La C64 franchit désormais un nouveau cap en fixant au 15 septembre une marche pacifique sur l’ensemble du territoire national. À Kinshasa, le choix du Palais du Peuple comme point de convergence donne à cette manifestation une forte portée symbolique, puisque cette journée coïncidera avec la rentrée parlementaire.
Le dialogue, toujours au cœur de la crise politique
Pour la C64, le dialogue national reste l’une des principales voies susceptibles de permettre une sortie de crise. Mais l’enjeu ne porte plus uniquement sur la tenue de ces assises. L’opposition veut également savoir qui doit les convoquer, avec quel mandat, quelle facilitation et quelle représentation des différentes forces politiques. Me Hervé Diakiese estime notamment que la responsabilité du processus ne peut être attribuée exclusivement au président Félix Tshisekedi, considéré comme partie prenante de la crise politique.
La question de la neutralité du facilitateur et des garanties accordées aux différentes composantes pourrait donc constituer l’un des premiers points de friction. La C64 présente ce dialogue comme une possibilité de préserver l’ordre constitutionnel actuel. Elle soupçonne le pouvoir de chercher à créer les conditions d’un maintien de Félix Tshisekedi au-delà de ses deux mandats, une accusation rejetée par la majorité présidentielle.
Le référendum, autre ligne rouge de l’opposition
La tension politique est également alimentée par le dossier de la loi portant organisation du référendum. Après la décision de la Cour constitutionnelle du 28 juillet, qui a déclaré le texte conforme à la Constitution sous treize réserves d’interprétation, Félix Tshisekedi a demandé une nouvelle délibération au Parlement. Pour l’opposition, cette procédure demeure particulièrement sensible.
La C64 considère que ni une révision constitutionnelle ni un référendum ne peuvent servir à contourner les dispositions qui encadrent la durée et le nombre des mandats présidentiels. Elle invoque notamment les articles 70 et 220 de la Constitution, qu’elle considère comme des garde-fous essentiels de l’ordre institutionnel congolais.

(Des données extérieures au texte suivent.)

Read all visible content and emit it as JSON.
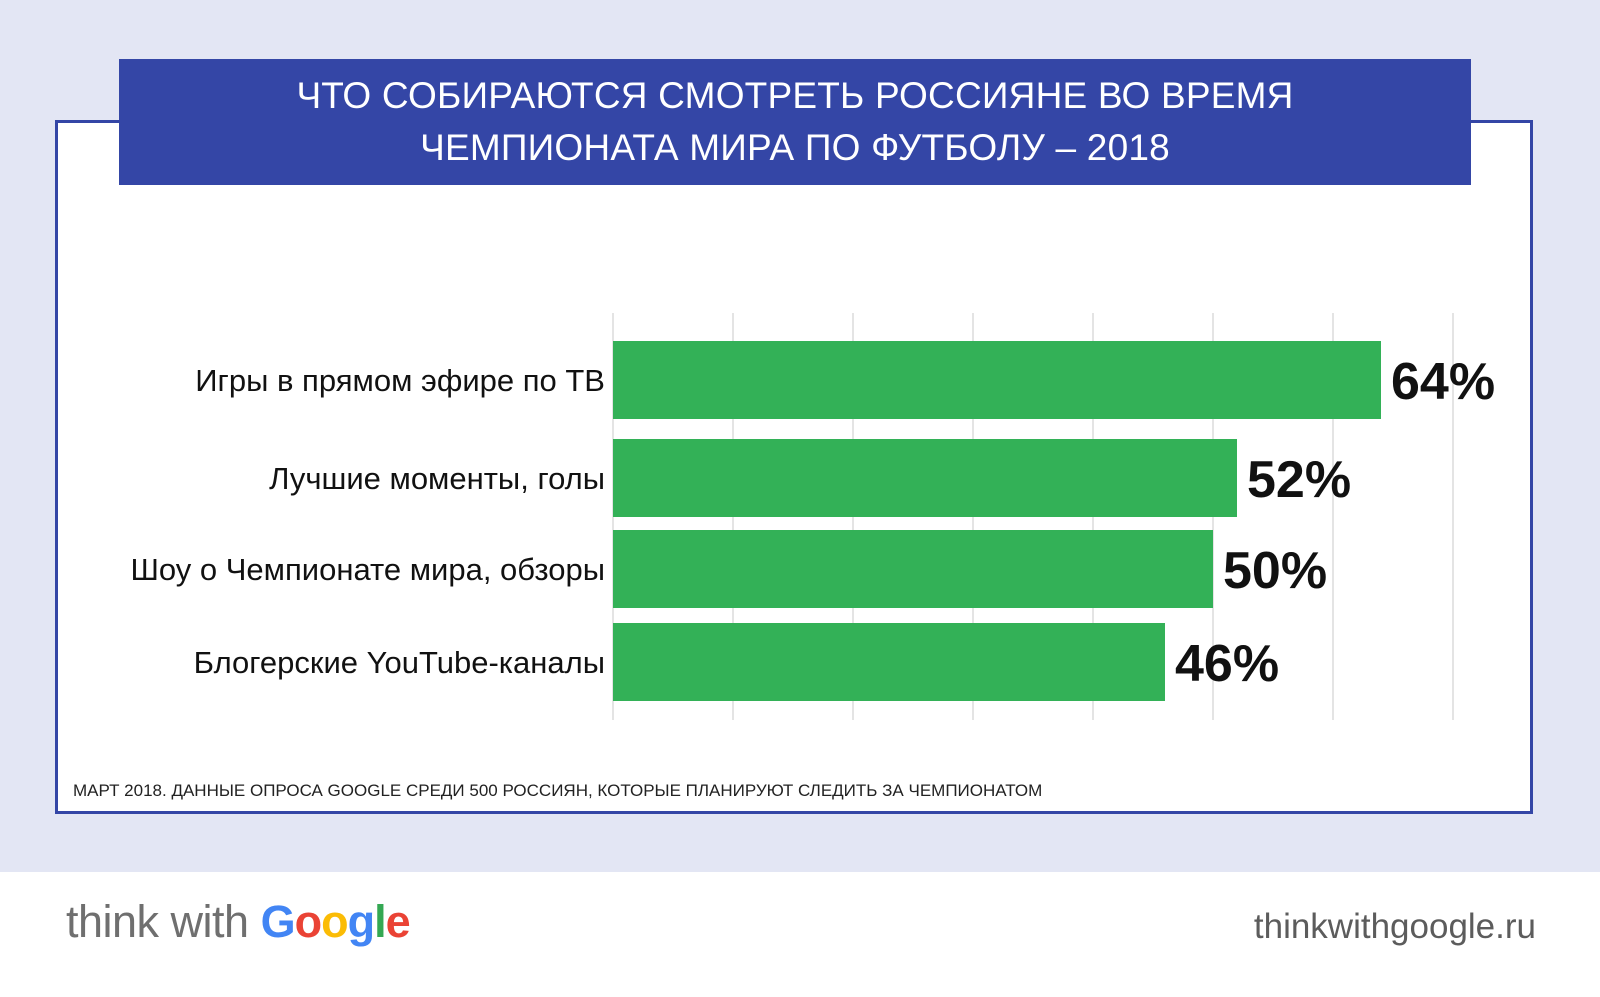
{
  "header": {
    "title_line1": "ЧТО СОБИРАЮТСЯ СМОТРЕТЬ РОССИЯНЕ ВО ВРЕМЯ",
    "title_line2": "ЧЕМПИОНАТА МИРА ПО ФУТБОЛУ – 2018"
  },
  "footnote": "МАРТ 2018. ДАННЫЕ ОПРОСА GOOGLE СРЕДИ 500 РОССИЯН, КОТОРЫЕ ПЛАНИРУЮТ СЛЕДИТЬ ЗА ЧЕМПИОНАТОМ",
  "footer": {
    "logo_prefix": "think with",
    "logo_google": "Google",
    "url": "thinkwithgoogle.ru"
  },
  "colors": {
    "background": "#e3e6f4",
    "banner": "#3446a6",
    "bar": "#33b157",
    "grid": "#dcdcdc",
    "google_blue": "#4285f4",
    "google_red": "#ea4335",
    "google_yellow": "#fbbc05",
    "google_green": "#34a853"
  },
  "chart_data": {
    "type": "bar",
    "orientation": "horizontal",
    "title": "ЧТО СОБИРАЮТСЯ СМОТРЕТЬ РОССИЯНЕ ВО ВРЕМЯ ЧЕМПИОНАТА МИРА ПО ФУТБОЛУ – 2018",
    "categories": [
      "Игры в прямом эфире по ТВ",
      "Лучшие моменты, голы",
      "Шоу о Чемпионате мира, обзоры",
      "Блогерские YouTube-каналы"
    ],
    "values": [
      64,
      52,
      50,
      46
    ],
    "value_labels": [
      "64%",
      "52%",
      "50%",
      "46%"
    ],
    "xlim": [
      0,
      70
    ],
    "grid_step": 10,
    "grid": true,
    "legend": "none"
  }
}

Une crise politique sur fond de guerre
Le débat institutionnel se déroule par ailleurs dans un contexte sécuritaire toujours préoccupant. Dans l’Est de la RDC, la crise liée à l’AFC/M23 reste au centre des préoccupations, tandis que les processus diplomatiques de Washington entre Kinshasa et Kigali et de Doha entre le gouvernement congolais et l’AFC/M23 peinent encore à produire des résultats suffisamment visibles sur le terrain.
Pour la C64, cette situation renforce la nécessité d’une solution politique nationale. La coalition redoute qu’une crise institutionnelle prolongée, combinée à l’insécurité dans l’Est, ne fragilise davantage la cohésion nationale.
Le 15 septembre, nouveau test pour le pouvoir et l’opposition
La marche annoncée apparaît ainsi comme la nouvelle échéance du bras de fer entre le pouvoir et l’opposition. Après le test politique du 15 août, la C64 veut démontrer qu’elle conserve sa capacité de mobilisation et qu’elle entend maintenir la pression sur les autorités. Pour le pouvoir, l’enjeu sera de répondre à cette pression sans laisser s’installer une nouvelle crise de rue. Une convocation concrète du dialogue pourrait ouvrir une nouvelle séquence politique. À l’inverse, l’absence d’avancées pourrait renforcer la mobilisation de l’opposition.
Le 15 septembre ne sera donc pas seulement une date de manifestation. Il pourrait devenir un nouveau moment de vérité pour le dialogue national, le débat constitutionnel et les rapports de force politiques en RDC.